DEAR ABBY: My husband and I were going along in life, doing it our way, until we decided we wanted to return to the church, so we stopped drinking and smoking pot. We hit a rough patch in that journey and divorced, but we didn’t stop going to church. It’s crazy, I know. After we divorced, I knew I messed up and deep down I knew I loved him.

So, now that we have remarried, it seems like he’s taking the role of Christian husband back to biblical times. This means he is the head of the house (which I get), but to the point where I am almost like a fixture. I would say I’m here for my looks, but I am overweight. I would say it’s for the sex, but it isn’t happening morning, noon and night, if you know what I mean. I would say it is the money, but now, after his last raise, he makes more than I do.

He cooks most of the time because he gets home before me. The house is always clean, and we share the household bills and expenses. So, I’m kinda lost and confused. Do I have a purpose here? Or am I only here to help pay the bills? — STARTING TO WONDER

Here was “Abby’s” advice:

DEAR STARTING TO WONDER: Only your husband can answer that question. However, part of a husband’s duties to his wife is to make her feel “honored and cherished,” and if that isn’t happening, your remarriage is in trouble.

Marriage counseling (possibly within the church) might help you to reconnect with each other, and I strongly recommend it. Unless you find out why you’re unhappy and fix it, this marriage will not last.

One’s initial reaction might be to mock the wife, but when you actually stop and think about it for a moment, her feelings of being lost and confused are also rather poignant and touching. She instinctively senses that something is wrong here – that a husband being “head of household” shouldn’t really be synonymous with “doing everything himself”.

This couple is confused because they are trying to “do” marriage under several sets of different, competing rules all while getting no helpful teaching but plenty of bad advice.  Previously they obviously had an egalitarian marriage in which they split the earning and household management evenly. Since becoming Christians, her husband is trying to figure out what the biblical role of “husband” is supposed to entail, and he’s obviously figured out that he is supposed to be the head of the marriage. But he has no practical understanding of what that looks like, so he is simply taking it to mean, “I am the head, therefore it must be my responsibility to do everything myself and require nothing of those of whom I am the head.”

The wife sees that things have changed, but she has no concept that her husband being the head requires her to be “under” his headship. She also doesn’t seem to understand that she has duties that, as a Christian wife, she is supposed to be fulfilling. But don’t mock her; how would she know what those roles are? She may have read a few verses in the Bible about women submitting to their husbands (or not), but it’s unlikely that she has had any helpful teaching about this from other Christians.

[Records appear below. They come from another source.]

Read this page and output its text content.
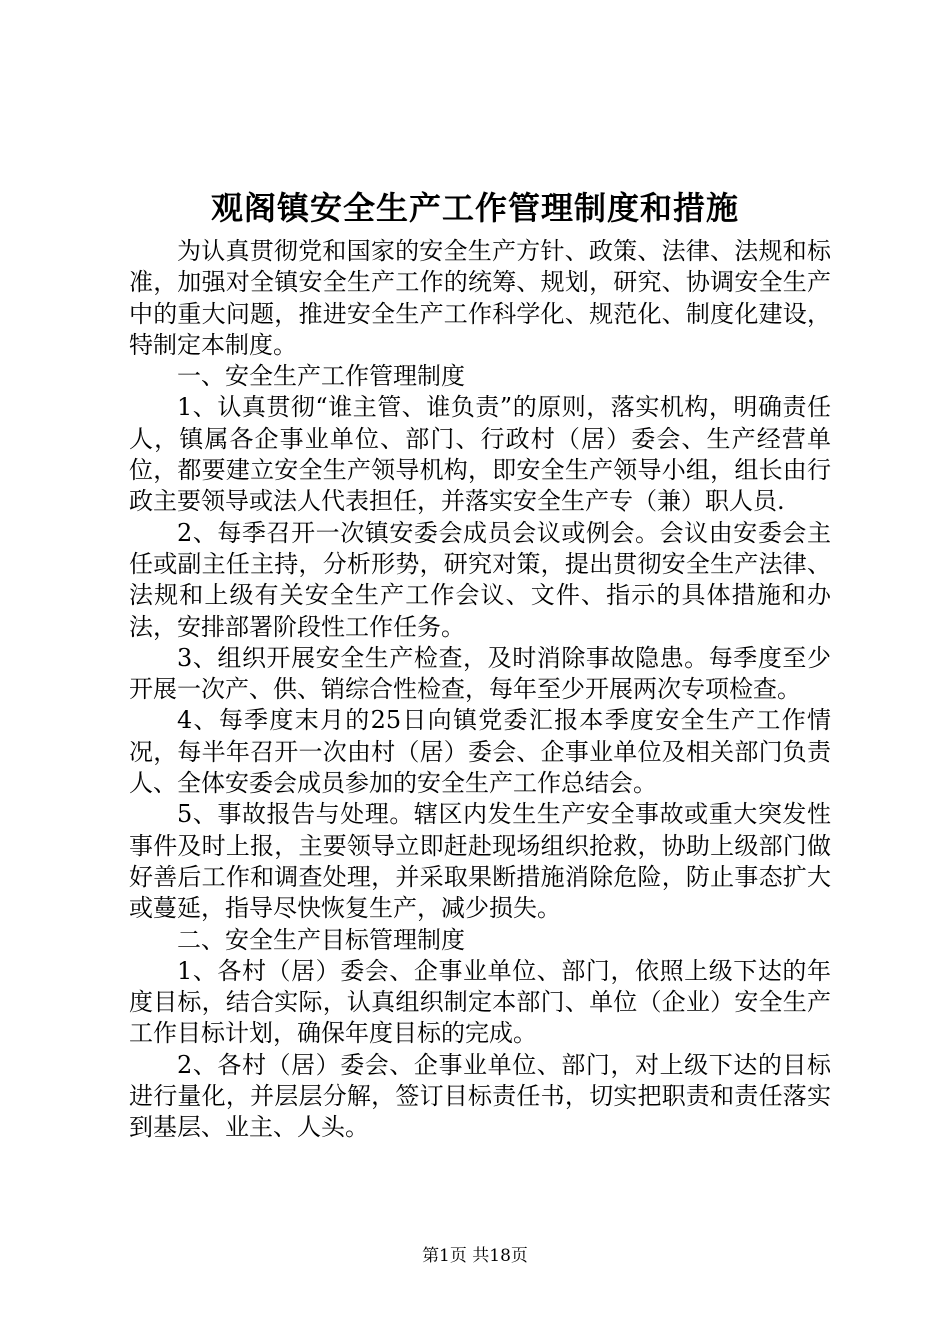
观阁镇安全生产工作管理制度和措施

为认真贯彻党和国家的安全生产方针、政策、法律、法规和标准，加强对全镇安全生产工作的统筹、规划，研究、协调安全生产中的重大问题，推进安全生产工作科学化、规范化、制度化建设，特制定本制度。

一、安全生产工作管理制度

1、认真贯彻“谁主管、谁负责”的原则，落实机构，明确责任人，镇属各企事业单位、部门、行政村（居）委会、生产经营单位，都要建立安全生产领导机构，即安全生产领导小组，组长由行政主要领导或法人代表担任，并落实安全生产专（兼）职人员.

2、每季召开一次镇安委会成员会议或例会。会议由安委会主任或副主任主持，分析形势，研究对策，提出贯彻安全生产法律、法规和上级有关安全生产工作会议、文件、指示的具体措施和办法，安排部署阶段性工作任务。

3、组织开展安全生产检查，及时消除事故隐患。每季度至少开展一次产、供、销综合性检查，每年至少开展两次专项检查。

4、每季度末月的25日向镇党委汇报本季度安全生产工作情况，每半年召开一次由村（居）委会、企事业单位及相关部门负责人、全体安委会成员参加的安全生产工作总结会。

5、事故报告与处理。辖区内发生生产安全事故或重大突发性事件及时上报，主要领导立即赶赴现场组织抢救，协助上级部门做好善后工作和调查处理，并采取果断措施消除危险，防止事态扩大或蔓延，指导尽快恢复生产，减少损失。

二、安全生产目标管理制度

1、各村（居）委会、企事业单位、部门，依照上级下达的年度目标，结合实际，认真组织制定本部门、单位（企业）安全生产工作目标计划，确保年度目标的完成。

2、各村（居）委会、企事业单位、部门，对上级下达的目标进行量化，并层层分解，签订目标责任书，切实把职责和责任落实到基层、业主、人头。

第1页 共18页
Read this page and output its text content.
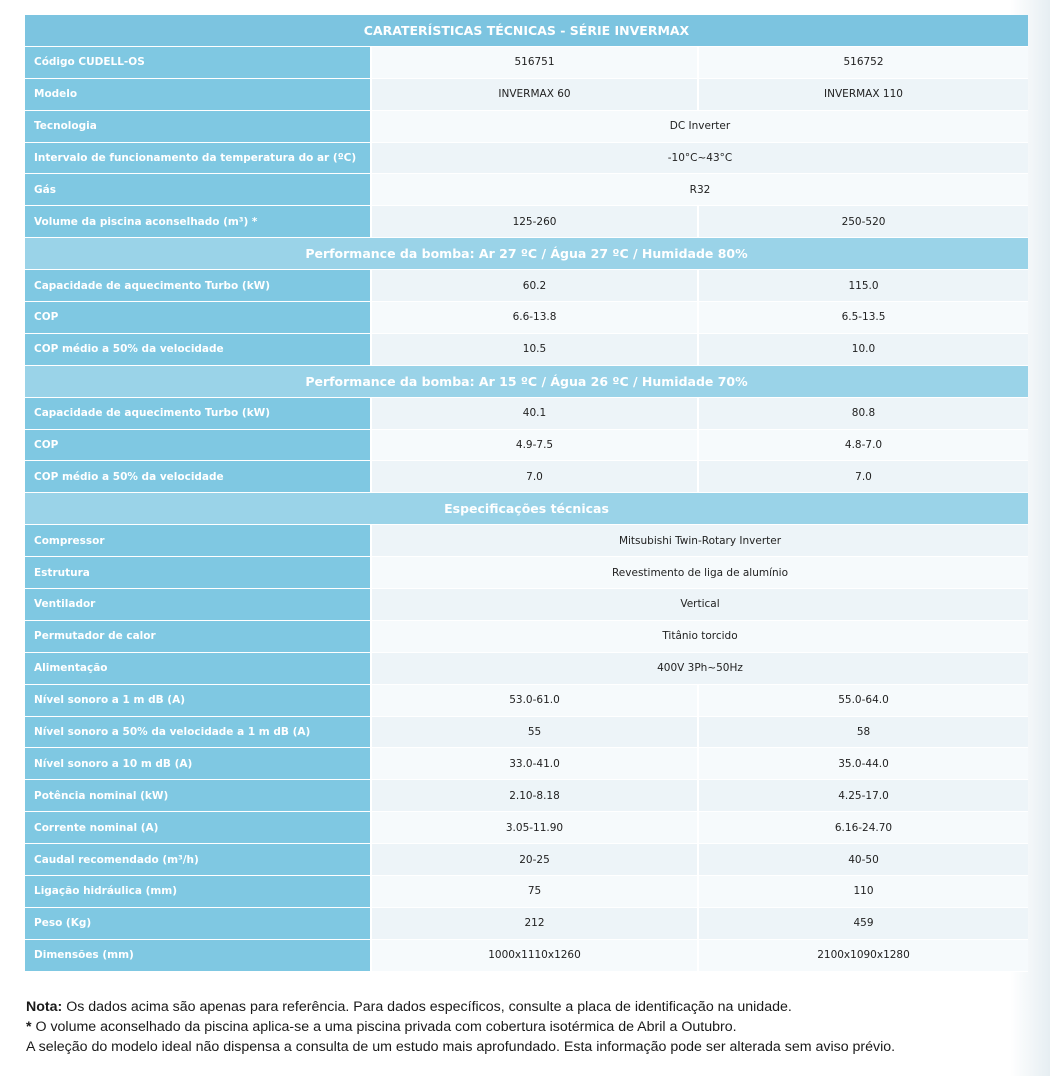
CARATERÍSTICAS TÉCNICAS - SÉRIE INVERMAX		
Código CUDELL-OS	516751	516752
Modelo	INVERMAX 60	INVERMAX 110
Tecnologia	DC Inverter	
Intervalo de funcionamento da temperatura do ar (ºC)	-10°C~43°C	
Gás	R32	
Volume da piscina aconselhado (m³) *	125-260	250-520
Performance da bomba: Ar 27 ºC / Água 27 ºC / Humidade 80%		
Capacidade de aquecimento Turbo (kW)	60.2	115.0
COP	6.6-13.8	6.5-13.5
COP médio a 50% da velocidade	10.5	10.0
Performance da bomba: Ar 15 ºC / Água 26 ºC / Humidade 70%		
Capacidade de aquecimento Turbo (kW)	40.1	80.8
COP	4.9-7.5	4.8-7.0
COP médio a 50% da velocidade	7.0	7.0
Especificações técnicas		
Compressor	Mitsubishi Twin-Rotary Inverter	
Estrutura	Revestimento de liga de alumínio	
Ventilador	Vertical	
Permutador de calor	Titânio torcido	
Alimentação	400V 3Ph~50Hz	
Nível sonoro a 1 m dB (A)	53.0-61.0	55.0-64.0
Nível sonoro a 50% da velocidade a 1 m dB (A)	55	58
Nível sonoro a 10 m dB (A)	33.0-41.0	35.0-44.0
Potência nominal (kW)	2.10-8.18	4.25-17.0
Corrente nominal (A)	3.05-11.90	6.16-24.70
Caudal recomendado (m³/h)	20-25	40-50
Ligação hidráulica (mm)	75	110
Peso (Kg)	212	459
Dimensões (mm)	1000x1110x1260	2100x1090x1280
Nota: Os dados acima são apenas para referência. Para dados específicos, consulte a placa de identificação na unidade.
* O volume aconselhado da piscina aplica-se a uma piscina privada com cobertura isotérmica de Abril a Outubro.
A seleção do modelo ideal não dispensa a consulta de um estudo mais aprofundado. Esta informação pode ser alterada sem aviso prévio.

Now, common sense also seems to be lacking here. Obviously a wife with a clue would say to herself, “Gee, my husband is working hard. What could I do to please him?” She seems to have a sneaking suspicion about some of the things she could do: take care of her health and appearance by losing some weight, making sure that physical intimacy is happening somewhat regularly, and perhaps taking on some additional responsibilities around the home since her husband now out-earns her. But my suspicion is that she doesn’t really want to do these things very much as they may be difficult, and she’d rather coast along and is looking for moral cover to do so.  This is probably why she went to someone like “Dear Abby” with her question instead of taking it to God or another mature Christian.

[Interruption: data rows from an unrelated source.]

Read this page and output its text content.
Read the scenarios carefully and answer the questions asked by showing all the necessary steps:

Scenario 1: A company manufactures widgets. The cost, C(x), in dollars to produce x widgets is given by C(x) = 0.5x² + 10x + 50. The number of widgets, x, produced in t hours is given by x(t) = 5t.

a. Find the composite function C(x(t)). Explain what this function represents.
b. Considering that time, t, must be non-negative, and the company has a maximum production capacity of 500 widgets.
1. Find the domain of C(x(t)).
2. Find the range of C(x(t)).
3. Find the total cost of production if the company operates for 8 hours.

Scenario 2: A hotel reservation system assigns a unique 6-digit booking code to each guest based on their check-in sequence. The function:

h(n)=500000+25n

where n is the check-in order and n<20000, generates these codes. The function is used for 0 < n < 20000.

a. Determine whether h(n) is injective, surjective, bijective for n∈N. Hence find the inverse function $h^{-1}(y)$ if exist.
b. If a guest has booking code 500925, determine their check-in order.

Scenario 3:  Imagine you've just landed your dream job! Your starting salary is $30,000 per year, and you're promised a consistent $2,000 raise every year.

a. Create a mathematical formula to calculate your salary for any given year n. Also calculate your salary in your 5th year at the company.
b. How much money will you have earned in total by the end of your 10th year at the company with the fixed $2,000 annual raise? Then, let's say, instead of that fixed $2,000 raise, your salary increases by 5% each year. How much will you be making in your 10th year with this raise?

Still, we can forgive this couple for their confusion. It would be really helpful if pastors could step up and deliver some practical sermons on biblical marriage roles.

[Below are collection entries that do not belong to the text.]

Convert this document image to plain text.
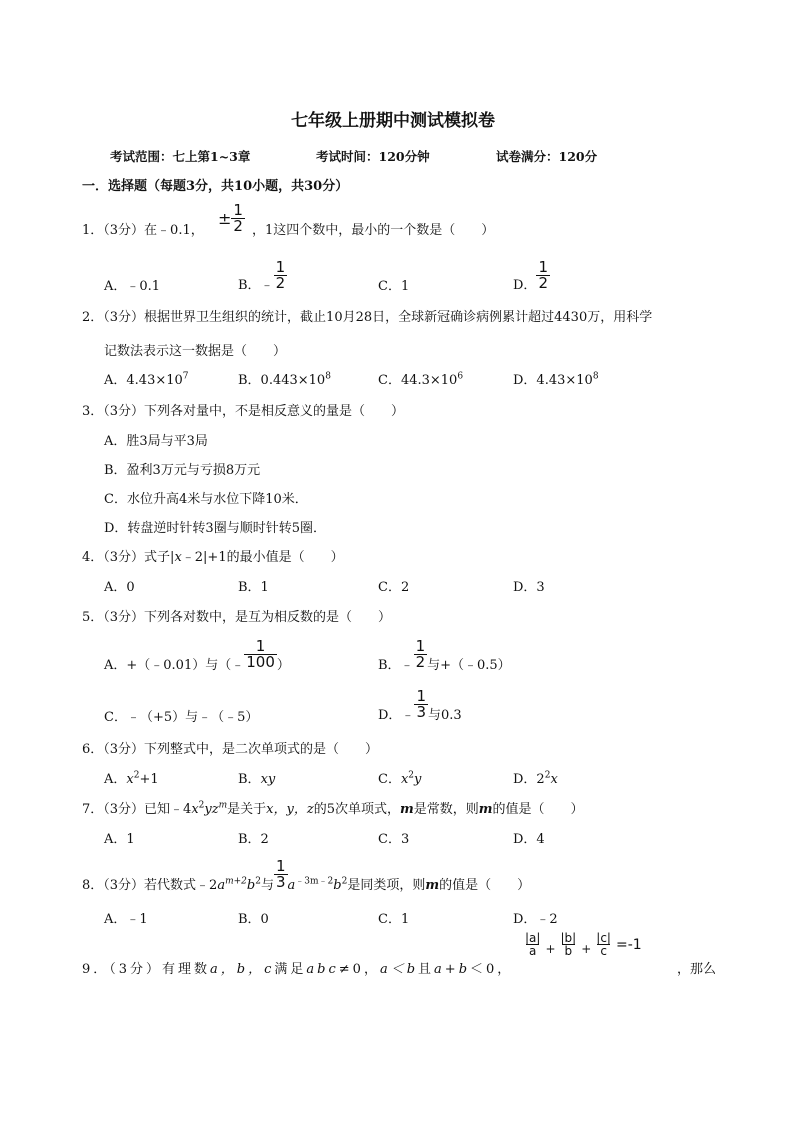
七年级上册期中测试模拟卷
考试范围：七上第1~3章	考试时间：120分钟	试卷满分：120分
一．选择题（每题3分，共10小题，共30分）
1．（3分）在﹣0.1，
± $\frac{1}{2}$ ，1这四个数中，最小的一个数是（　　）
A．﹣0.1	B．﹣ $\frac{1}{2}$	C．1	D． $\frac{1}{2}$
2．（3分）根据世界卫生组织的统计，截止10月28日，全球新冠确诊病例累计超过4430万，用科学
记数法表示这一数据是（　　）
A．$4.43\times 10^7$	B．$0.443\times 10^8$	C．$44.3\times 10^6$	D．$4.43\times 10^8$
3．（3分）下列各对量中，不是相反意义的量是（　　）
A．胜3局与平3局
B．盈利3万元与亏损8万元
C．水位升高4米与水位下降10米．
D．转盘逆时针转3圈与顺时针转5圈．
4．（3分）式子|x﹣2|+1的最小值是（　　）
A．0	B．1	C．2	D．3
5．（3分）下列各对数中，是互为相反数的是（　　）
A．+（﹣0.01）与（﹣ $\frac{1}{100}$ ）	B．﹣ $\frac{1}{2}$ 与+（﹣0.5）
C．﹣（+5）与﹣（﹣5）	D．﹣ $\frac{1}{3}$ 与0.3
6．（3分）下列整式中，是二次单项式的是（　　）
A．$x^2+1$	B．xy	C．$x^2y$	D．$2^2x$
7．（3分）已知$﹣4x^2yz^m$是关于x，y，z的5次单项式，m是常数，则m的值是（　　）
A．1	B．2	C．3	D．4
8．（3分）若代数式$﹣2a^{m+2}b^2$与 $\frac{1}{3} a^{﹣3m﹣2}b^2$是同类项，则m的值是（　　）
A．﹣1	B．0	C．1	D．﹣2
9．（3分）有理数a，b，c满足abc≠0，a＜b且a+b＜0，
|a|
$a + \frac{|b|}{b} + \frac{|c|}{c} =-1$
，那么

But the one we can truly be disgusted with here is “Dear Abby”. Now, clearly Abby is not a Christian, so we can assume she gives lip service to egalitarian marriage. But here is where the rubber meets the road; here we have a man who is doing nearly everything and a woman who is not pulling her fair share, but instead of telling the wife to step up her game, Abby blames the husband! Not only is he supposed to do everything, he’s also supposed to make his wife feel honored and cherished while he does it! Not only is that not biblical, it’s not even egalitarian.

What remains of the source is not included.